The medicinal benefits of CBD are still disputed. Published research does, however, support that CBD can lessen anxiety in those struggling with schizophrenia and opioid addiction, and, earlier this year, the Food and Drug Administration approved its first CBD-based drug: a prescription medication for treating childhood epilepsy.
Advocates cite other possibilities for CBD as medicine, with many referencing their own experiences with the CBD oils for managing pain and jumping into the industry specifically for that purpose.
Today, Colomont – its name an amalgamation of Colorado, where Santee first explored hemp, and Vermont – offers more than two dozen products on its site.
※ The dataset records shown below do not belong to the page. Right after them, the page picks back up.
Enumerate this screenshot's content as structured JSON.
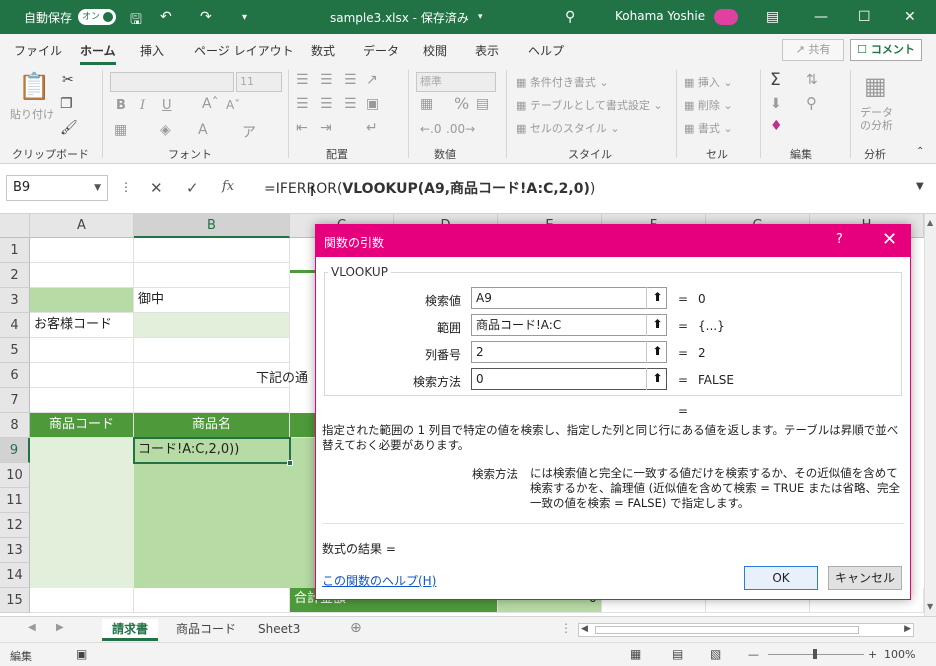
{
  "titlebar": {
    "autosave_label": "自動保存",
    "autosave_state": "オン",
    "filename": "sample3.xlsx - 保存済み",
    "user": "Kohama Yoshie"
  },
  "ribbon_tabs": [
    "ファイル",
    "ホーム",
    "挿入",
    "ページ レイアウト",
    "数式",
    "データ",
    "校閲",
    "表示",
    "ヘルプ"
  ],
  "share_label": "共有",
  "comment_label": "コメント",
  "ribbon": {
    "paste_label": "貼り付け",
    "font_size": "11",
    "number_format": "標準",
    "conditional_format": "条件付き書式",
    "table_format": "テーブルとして書式設定",
    "cell_style": "セルのスタイル",
    "insert": "挿入",
    "delete": "削除",
    "format": "書式",
    "analyze": "データ\nの分析",
    "groups": [
      "クリップボード",
      "フォント",
      "配置",
      "数値",
      "スタイル",
      "セル",
      "編集",
      "分析"
    ]
  },
  "formula_bar": {
    "name_box": "B9",
    "formula_prefix": "=IFERROR(",
    "formula_bold": "VLOOKUP(A9,商品コード!A:C,2,0)",
    "formula_suffix": ")"
  },
  "grid": {
    "columns": [
      "A",
      "B",
      "C",
      "D",
      "E",
      "F",
      "G",
      "H"
    ],
    "rows": [
      "1",
      "2",
      "3",
      "4",
      "5",
      "6",
      "7",
      "8",
      "9",
      "10",
      "11",
      "12",
      "13",
      "14",
      "15"
    ],
    "b3": "御中",
    "a4": "お客様コード",
    "row6_text": "下記の通",
    "a8": "商品コード",
    "b8": "商品名",
    "b9": "コード!A:C,2,0))",
    "c15": "合計金額",
    "e15": "0"
  },
  "sheets": [
    "請求書",
    "商品コード",
    "Sheet3"
  ],
  "status": {
    "mode": "編集",
    "zoom": "100%"
  },
  "dialog": {
    "title": "関数の引数",
    "function_name": "VLOOKUP",
    "args": [
      {
        "label": "検索値",
        "value": "A9",
        "result": "0"
      },
      {
        "label": "範囲",
        "value": "商品コード!A:C",
        "result": "{...}"
      },
      {
        "label": "列番号",
        "value": "2",
        "result": "2"
      },
      {
        "label": "検索方法",
        "value": "0",
        "result": "FALSE"
      }
    ],
    "overall_eq": "=",
    "description": "指定された範囲の 1 列目で特定の値を検索し、指定した列と同じ行にある値を返します。テーブルは昇順で並べ替えておく必要があります。",
    "param_name": "検索方法",
    "param_description": "には検索値と完全に一致する値だけを検索するか、その近似値を含めて検索するかを、論理値 (近似値を含めて検索 = TRUE または省略、完全一致の値を検索 = FALSE) で指定します。",
    "result_label": "数式の結果 =",
    "help_link": "この関数のヘルプ(H)",
    "ok": "OK",
    "cancel": "キャンセル"
  },
  "colors": {
    "excel_green": "#217346",
    "header_green": "#4e9a3a",
    "light_green": "#b7dba5",
    "pale_green": "#e2efda",
    "dialog_accent": "#e6007e"
  }
}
During its busiest seasons, the company employs 80 workers to staff facilities and farms in Franklin County and Colchester.
The company also consults with businesses and farmers interested in joining the industry and sells seeds.
Since the state legalized the production of hemp, Vermont’s hemp industry has exploded.
As previously reported by the Messenger, numbers provided by the state show that, in 2016, there were 29 registered growers with 180 acres of hemp planted statewide. By 2017, those numbers grew to 96 growers with 580 acres of hemp under their watch.
By the end of 2018, those numbers had swollen exponentially. According to the Agency of Agriculture, there are now 400 registered growers in the state of Vermont with 2,600 acres of land dedicated to the crop.